The Dodge Caliber was, quite frankly, rubbish, but it was arguably ahead of its time, a lightly jacked up hatch with beefy SUV-ish styling several years before the market started getting absolutely inundated with the things.

It also arrived at a time when the Chrysler group was trying to branch out its SRT performance badge, which is how the Caliber came to be fitted with a 2.4-litre turbocharged engine making 285bhp. All of which went through the front wheels. With no limited-slip diff. Yeah. Contemporary reviews were about as charitable as you’d expect.

Smart #5 Brabus

Smart #5 Brabus
Smart #5 Brabus

It’s a lot harder to justify frivolous performance car projects now than it was 20 or 30 years ago – generally, they have to make real, solid financial sense. That’s not to say the odd weirdo doesn’t slip out, though – take the Smart #5 Brabus.

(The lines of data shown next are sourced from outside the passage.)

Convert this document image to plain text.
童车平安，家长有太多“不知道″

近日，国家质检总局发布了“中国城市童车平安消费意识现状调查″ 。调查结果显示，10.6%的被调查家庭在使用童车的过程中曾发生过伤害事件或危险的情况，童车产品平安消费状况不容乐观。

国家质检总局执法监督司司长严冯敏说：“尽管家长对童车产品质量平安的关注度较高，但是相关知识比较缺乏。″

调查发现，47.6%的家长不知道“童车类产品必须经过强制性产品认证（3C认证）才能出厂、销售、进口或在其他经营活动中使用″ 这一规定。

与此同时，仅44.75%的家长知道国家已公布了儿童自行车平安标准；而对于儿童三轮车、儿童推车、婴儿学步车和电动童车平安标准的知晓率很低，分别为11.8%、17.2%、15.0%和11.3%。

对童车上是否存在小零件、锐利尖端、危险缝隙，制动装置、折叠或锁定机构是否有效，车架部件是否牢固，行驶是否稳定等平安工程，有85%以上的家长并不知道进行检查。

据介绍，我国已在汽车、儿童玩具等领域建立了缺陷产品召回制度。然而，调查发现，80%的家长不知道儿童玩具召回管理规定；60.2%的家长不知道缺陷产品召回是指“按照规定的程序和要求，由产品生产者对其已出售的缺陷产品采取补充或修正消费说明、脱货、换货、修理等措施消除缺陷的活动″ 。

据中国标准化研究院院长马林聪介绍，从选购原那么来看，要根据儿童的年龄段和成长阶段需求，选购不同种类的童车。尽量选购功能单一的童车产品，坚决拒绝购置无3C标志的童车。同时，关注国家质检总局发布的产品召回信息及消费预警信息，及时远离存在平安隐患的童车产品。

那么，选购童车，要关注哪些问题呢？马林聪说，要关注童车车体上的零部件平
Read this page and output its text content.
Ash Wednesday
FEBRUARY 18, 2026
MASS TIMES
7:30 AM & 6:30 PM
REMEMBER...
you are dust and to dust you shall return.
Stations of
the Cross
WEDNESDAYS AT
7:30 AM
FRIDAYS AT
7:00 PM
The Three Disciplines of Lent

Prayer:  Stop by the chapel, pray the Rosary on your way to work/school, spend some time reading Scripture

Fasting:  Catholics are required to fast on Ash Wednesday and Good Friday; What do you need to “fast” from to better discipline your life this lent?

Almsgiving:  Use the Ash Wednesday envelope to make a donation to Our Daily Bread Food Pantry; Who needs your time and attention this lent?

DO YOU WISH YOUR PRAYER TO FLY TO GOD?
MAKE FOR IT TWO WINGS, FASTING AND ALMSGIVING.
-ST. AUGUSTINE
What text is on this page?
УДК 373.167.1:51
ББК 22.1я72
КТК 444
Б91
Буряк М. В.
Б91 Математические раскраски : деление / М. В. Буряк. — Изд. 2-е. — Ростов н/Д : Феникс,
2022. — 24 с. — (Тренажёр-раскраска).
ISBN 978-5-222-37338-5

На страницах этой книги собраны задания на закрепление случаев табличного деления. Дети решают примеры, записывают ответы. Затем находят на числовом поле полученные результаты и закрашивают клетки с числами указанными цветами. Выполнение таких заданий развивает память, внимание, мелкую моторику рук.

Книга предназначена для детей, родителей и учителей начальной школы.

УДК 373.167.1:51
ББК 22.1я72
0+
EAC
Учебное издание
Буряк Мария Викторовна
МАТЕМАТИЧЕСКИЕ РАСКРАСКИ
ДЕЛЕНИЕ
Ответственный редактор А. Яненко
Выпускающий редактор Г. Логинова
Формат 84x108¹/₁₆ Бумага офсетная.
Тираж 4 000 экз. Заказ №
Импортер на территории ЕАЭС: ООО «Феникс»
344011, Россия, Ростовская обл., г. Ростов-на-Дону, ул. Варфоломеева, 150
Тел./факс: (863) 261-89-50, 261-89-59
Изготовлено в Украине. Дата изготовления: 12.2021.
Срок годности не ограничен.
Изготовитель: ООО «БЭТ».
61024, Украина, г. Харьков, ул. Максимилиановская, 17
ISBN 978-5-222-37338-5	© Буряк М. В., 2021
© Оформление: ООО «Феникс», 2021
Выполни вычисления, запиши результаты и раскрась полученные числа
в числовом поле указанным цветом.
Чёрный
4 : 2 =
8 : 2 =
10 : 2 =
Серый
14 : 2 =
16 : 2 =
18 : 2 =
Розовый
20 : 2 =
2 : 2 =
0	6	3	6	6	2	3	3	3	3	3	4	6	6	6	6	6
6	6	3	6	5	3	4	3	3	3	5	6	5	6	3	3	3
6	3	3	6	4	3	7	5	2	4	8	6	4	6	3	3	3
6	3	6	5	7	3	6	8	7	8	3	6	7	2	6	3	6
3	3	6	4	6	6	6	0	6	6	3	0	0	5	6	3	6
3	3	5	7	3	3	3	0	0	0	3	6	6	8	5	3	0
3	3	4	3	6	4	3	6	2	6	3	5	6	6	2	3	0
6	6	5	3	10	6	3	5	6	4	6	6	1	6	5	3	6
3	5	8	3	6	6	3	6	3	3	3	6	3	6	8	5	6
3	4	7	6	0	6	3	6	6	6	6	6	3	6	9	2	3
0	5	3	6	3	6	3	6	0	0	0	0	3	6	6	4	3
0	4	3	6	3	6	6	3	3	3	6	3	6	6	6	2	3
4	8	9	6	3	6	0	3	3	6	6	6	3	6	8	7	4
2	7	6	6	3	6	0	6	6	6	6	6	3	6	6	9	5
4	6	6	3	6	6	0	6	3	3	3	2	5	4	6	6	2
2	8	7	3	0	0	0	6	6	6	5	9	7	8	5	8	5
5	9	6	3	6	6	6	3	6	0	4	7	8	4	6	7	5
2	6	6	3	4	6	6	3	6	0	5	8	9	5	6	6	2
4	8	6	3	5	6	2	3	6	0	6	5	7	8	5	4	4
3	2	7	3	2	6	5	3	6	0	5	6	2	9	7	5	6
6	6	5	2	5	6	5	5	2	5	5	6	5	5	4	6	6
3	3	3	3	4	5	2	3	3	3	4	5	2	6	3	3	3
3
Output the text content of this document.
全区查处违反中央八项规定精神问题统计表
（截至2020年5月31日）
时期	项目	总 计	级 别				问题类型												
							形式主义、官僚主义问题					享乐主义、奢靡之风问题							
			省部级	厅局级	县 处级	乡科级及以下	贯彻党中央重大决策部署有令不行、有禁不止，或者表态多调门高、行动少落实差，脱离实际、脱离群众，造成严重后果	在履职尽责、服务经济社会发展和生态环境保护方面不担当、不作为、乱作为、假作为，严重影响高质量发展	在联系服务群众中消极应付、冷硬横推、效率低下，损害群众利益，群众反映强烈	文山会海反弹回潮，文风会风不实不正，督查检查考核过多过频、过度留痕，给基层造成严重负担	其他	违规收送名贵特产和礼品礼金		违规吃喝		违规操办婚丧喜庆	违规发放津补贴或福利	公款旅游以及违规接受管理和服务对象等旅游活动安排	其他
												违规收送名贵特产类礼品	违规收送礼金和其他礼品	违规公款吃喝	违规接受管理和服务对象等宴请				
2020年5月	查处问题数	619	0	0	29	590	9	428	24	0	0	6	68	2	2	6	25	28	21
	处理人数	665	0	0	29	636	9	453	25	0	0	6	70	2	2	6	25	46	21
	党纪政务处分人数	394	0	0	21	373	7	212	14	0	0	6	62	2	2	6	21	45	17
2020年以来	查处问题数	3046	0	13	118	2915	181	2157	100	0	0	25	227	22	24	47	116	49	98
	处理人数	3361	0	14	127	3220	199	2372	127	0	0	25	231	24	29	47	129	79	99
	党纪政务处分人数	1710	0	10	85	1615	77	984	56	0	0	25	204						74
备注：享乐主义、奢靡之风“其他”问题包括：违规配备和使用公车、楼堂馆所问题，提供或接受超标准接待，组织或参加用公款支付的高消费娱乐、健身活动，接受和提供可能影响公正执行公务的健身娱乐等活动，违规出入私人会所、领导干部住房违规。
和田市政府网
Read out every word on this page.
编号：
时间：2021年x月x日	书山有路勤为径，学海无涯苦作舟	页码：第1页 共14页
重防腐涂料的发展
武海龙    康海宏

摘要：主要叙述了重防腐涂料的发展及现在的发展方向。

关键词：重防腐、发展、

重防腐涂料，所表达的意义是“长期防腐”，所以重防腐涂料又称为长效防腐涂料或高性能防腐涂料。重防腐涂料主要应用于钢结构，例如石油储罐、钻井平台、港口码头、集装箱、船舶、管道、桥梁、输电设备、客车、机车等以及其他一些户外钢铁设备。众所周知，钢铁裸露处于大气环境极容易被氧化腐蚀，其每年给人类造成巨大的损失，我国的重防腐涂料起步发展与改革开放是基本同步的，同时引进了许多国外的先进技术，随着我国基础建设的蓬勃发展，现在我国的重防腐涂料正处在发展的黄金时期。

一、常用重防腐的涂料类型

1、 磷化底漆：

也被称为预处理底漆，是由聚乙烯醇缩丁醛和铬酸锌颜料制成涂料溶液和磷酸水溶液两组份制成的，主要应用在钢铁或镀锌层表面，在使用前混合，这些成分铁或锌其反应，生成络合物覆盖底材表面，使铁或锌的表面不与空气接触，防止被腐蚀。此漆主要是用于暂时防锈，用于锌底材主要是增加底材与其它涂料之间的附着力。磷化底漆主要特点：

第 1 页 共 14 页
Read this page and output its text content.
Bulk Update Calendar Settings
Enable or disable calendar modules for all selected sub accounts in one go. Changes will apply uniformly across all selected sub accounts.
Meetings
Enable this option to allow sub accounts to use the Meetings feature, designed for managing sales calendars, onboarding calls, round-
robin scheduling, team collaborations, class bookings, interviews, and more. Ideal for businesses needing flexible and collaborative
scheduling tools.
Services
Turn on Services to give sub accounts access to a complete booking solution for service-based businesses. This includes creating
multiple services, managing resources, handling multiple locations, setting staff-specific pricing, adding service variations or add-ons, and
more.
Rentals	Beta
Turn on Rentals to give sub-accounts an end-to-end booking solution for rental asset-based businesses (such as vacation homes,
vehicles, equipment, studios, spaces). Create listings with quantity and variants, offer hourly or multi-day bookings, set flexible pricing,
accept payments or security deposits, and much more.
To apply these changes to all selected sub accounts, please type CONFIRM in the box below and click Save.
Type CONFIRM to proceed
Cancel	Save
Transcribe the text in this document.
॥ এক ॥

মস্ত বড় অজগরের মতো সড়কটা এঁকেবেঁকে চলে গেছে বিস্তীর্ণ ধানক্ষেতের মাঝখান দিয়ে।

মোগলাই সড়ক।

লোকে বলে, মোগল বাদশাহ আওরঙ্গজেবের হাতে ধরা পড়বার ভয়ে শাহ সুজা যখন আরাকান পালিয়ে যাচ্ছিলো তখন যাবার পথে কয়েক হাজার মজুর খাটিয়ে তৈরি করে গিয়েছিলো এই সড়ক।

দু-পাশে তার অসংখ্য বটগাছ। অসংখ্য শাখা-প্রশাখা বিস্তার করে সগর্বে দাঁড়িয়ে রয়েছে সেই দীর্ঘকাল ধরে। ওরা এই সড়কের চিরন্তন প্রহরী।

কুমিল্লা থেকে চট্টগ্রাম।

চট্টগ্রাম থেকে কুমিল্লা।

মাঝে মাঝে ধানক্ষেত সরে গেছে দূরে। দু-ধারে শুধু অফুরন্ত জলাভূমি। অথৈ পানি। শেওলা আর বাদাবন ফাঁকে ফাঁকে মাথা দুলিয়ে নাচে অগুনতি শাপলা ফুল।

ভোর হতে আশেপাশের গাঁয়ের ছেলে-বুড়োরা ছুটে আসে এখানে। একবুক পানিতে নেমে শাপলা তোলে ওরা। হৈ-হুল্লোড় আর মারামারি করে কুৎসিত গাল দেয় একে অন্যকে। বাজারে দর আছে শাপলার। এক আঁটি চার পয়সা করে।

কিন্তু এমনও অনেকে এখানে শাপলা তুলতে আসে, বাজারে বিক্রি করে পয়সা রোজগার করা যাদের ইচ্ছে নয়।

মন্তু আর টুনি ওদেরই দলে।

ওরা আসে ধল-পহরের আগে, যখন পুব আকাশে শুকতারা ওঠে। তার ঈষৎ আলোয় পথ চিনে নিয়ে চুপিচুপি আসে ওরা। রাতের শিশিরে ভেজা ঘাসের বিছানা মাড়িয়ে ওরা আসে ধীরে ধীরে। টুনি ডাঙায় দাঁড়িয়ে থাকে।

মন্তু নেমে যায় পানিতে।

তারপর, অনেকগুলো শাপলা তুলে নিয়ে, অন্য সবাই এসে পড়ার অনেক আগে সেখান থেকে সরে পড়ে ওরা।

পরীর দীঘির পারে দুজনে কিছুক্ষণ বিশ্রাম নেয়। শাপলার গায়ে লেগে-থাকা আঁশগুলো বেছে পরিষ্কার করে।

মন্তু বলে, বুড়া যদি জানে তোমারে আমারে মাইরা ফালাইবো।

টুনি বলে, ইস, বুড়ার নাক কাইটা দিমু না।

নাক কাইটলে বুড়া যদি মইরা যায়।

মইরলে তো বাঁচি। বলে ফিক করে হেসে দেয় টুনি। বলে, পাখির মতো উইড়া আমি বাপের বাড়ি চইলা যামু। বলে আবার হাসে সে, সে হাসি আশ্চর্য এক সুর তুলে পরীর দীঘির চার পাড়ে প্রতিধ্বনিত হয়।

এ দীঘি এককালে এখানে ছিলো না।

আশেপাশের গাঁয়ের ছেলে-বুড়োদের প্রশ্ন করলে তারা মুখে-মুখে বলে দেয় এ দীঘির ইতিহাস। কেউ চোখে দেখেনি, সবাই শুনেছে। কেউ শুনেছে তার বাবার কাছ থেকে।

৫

Yes, Smart as in the company that used to make the Fortwo city car, now a joint venture between Mercedes and Chinese giant Geely and making a selection of forgettable EV crossovers. Forgettable, that is, except for the Brabus versions. In the #5 (pronounced ‘hashtag five’ – #sigh), said version makes up to 637bhp. That’s more power than a McLaren F1, in a Smart.

Chevrolet HHR SS

Chevrolet HHR SS
Chevrolet HHR SS

In the early noughties, Chevrolet looked jealously at the success Chrysler was having with the PT Cruiser, and wanted a slice of the awkwardly-styled nostalgia pie. The resulting car, the HHR, was actually designed by the same person, but was far less of a success.

None of that stopped Chevy doing a 2.0-litre, 260bhp turbocharged SS version with an angry-looking bodykit, lowered suspension and a short-throw shifter on the five-speed manual – still with front-wheel drive. The story only gets weirder – separately, there was an HHR Panel Van, and for a single model year, these two versions could be combined, giving America’s delivery drivers a crash course in how to deal with vicious torquesteer.

Kia Stinger GT S

Kia Stinger GT S
Kia Stinger GT S

Kia had long stopped being a punchline by the time it launched the Stinger GT S in 2017, but it still came out of left-field. Here was an executive sports saloon, introduced at a time when that segment had already begun its ongoing shrink, with a 365bhp twin-turbo V6, and from a company that had never sold anything sportier than the Proceed GT (well, except for that weird time it rebadged a Lotus Elan).

None of that’s to say the Stinger GT S was a bad car – it was far from it, and offered a BMW-ish drive for a lot less than an equivalent 3 Series, but it was never destined to be a smash hit. It may have stayed a niche choice, but at least its spirit lives on somewhat in the electric EV6 GT.

Lancia Thema 8.32

Lancia Thema 8.32
Lancia Thema 8.32

The idea of a fast version of the Lancia Thema executive saloon seemed perfectly logical. After all, when it launched in 1986, the BMW M5 was the shiny new hotness – why couldn’t Lancia have a piece of that action?

No, it was the execution that was bizarre. Tapping up its Fiat Group connections, Lancia managed to secure the use of the 2.9-litre V8 from the Ferrari 308, which was promptly installed in the Thema’s bluff nose (its name refers to its eight cylinders and 32 valves). Not only that, but the power (not as much of it as you might think – a max of 215bhp) was still sent through the front wheels. Add in the world’s first electrically deployable spoiler and an interior with totally different fittings to the standard Thema, and you have one of the strangest performance cars of the 1980s.